If the contractor discovers a more efficient way to deliver the service with a more efficient machine, then the contractor makes more money.

“Everybody wins,” he said, “but you need early engagement and an integrated relationship so you know how best to support the mission and not just write a contract.”

Thorough engagement with the user’s objective signals a sea change for people who had earlier viewed their roles as writing specifications, stamping contracts and filing them away.

That old way of doing things no longer fits, according to Steve Kelman, administrator of the Office of Federal Procurement Policy in the Office of Management and Budget under President Clinton. Contracting people must think in three phases: setting performance goals, writing the contract and then managing it.
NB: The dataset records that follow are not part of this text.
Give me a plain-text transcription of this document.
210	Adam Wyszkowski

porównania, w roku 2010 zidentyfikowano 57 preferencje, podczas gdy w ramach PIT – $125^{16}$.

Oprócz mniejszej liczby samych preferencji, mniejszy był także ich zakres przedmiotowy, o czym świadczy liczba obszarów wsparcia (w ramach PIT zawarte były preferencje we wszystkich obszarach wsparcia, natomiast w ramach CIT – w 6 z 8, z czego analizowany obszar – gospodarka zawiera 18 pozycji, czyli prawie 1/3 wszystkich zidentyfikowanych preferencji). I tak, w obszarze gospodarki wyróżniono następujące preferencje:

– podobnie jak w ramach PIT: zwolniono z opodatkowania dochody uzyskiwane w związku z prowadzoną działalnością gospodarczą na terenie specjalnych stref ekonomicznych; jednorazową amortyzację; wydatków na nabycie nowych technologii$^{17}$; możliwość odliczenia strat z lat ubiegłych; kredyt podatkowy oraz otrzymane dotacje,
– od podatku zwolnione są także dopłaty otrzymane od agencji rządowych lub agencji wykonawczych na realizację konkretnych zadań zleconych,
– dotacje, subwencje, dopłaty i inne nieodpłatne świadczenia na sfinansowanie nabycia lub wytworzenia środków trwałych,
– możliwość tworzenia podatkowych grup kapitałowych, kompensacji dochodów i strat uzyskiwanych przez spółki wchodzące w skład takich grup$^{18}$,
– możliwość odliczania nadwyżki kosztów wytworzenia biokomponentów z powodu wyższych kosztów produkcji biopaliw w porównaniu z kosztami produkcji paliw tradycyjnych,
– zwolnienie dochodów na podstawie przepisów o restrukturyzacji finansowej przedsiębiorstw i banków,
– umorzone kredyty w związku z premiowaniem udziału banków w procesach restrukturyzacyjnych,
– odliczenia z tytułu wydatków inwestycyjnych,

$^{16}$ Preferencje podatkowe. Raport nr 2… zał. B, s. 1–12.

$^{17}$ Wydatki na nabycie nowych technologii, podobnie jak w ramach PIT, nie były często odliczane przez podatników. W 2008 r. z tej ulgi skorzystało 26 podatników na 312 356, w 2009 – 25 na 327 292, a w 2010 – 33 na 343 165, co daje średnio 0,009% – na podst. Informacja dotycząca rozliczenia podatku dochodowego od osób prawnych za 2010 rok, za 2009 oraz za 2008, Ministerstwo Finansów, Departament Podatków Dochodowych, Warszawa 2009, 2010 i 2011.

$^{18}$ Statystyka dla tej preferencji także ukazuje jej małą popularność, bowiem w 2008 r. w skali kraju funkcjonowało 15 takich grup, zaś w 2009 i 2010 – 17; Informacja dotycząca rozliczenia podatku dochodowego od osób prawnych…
“The traditional procurement system was so obsessed with source selection that there were virtually no resources or psychic energy left for contract management,” said Kelman, now professor of public management at
Harvard University ’s John F. Kennedy School of Government. “But things are just beginning to change.”

One step the
Clinton administration took that helped ease the burden on shrinking procurement staffs was to introduce purchase cards to thousands of federal employees. This made it easier for federal purchasers to buy goods and services under $2,500 without having to go through bureaucratic channels. Before the cards were issued, procurement professionals were spending 40 percent of their time processing small purchases, Kelman said.

“The administrative cost on average added about $150 per item,” he said. “The government credit card helped free up our resources.”

Big Ambitions, Strapped Resources

But as the nature of contracting was changing, federal procurement staffs were shrinking drastically. After the Cold War, the Defense Department alone witnessed a 75 percent reduction in its contracting staffs - mostly those in junior positions. Other agencies made cuts to a smaller degree, something that leaves the government in need for a backup generation to replace senior contract professionals expected to retire in the coming years.

The potential for an exodus of institutional knowledge and experience is a big concern among top federal procurement officers, according to a recent candid survey sponsored by the Professional Services Council, an
Arlington , Va. , contractor organization, in conjunction with Grant Thornton LLP of Chicago.

But the expected retirement wave over the coming half-decade also brings an opportunity for agencies to revitalize their procurement staffs with younger employees who have greater knowledge of private-sector business practices, market trends and technology trends, many experts say.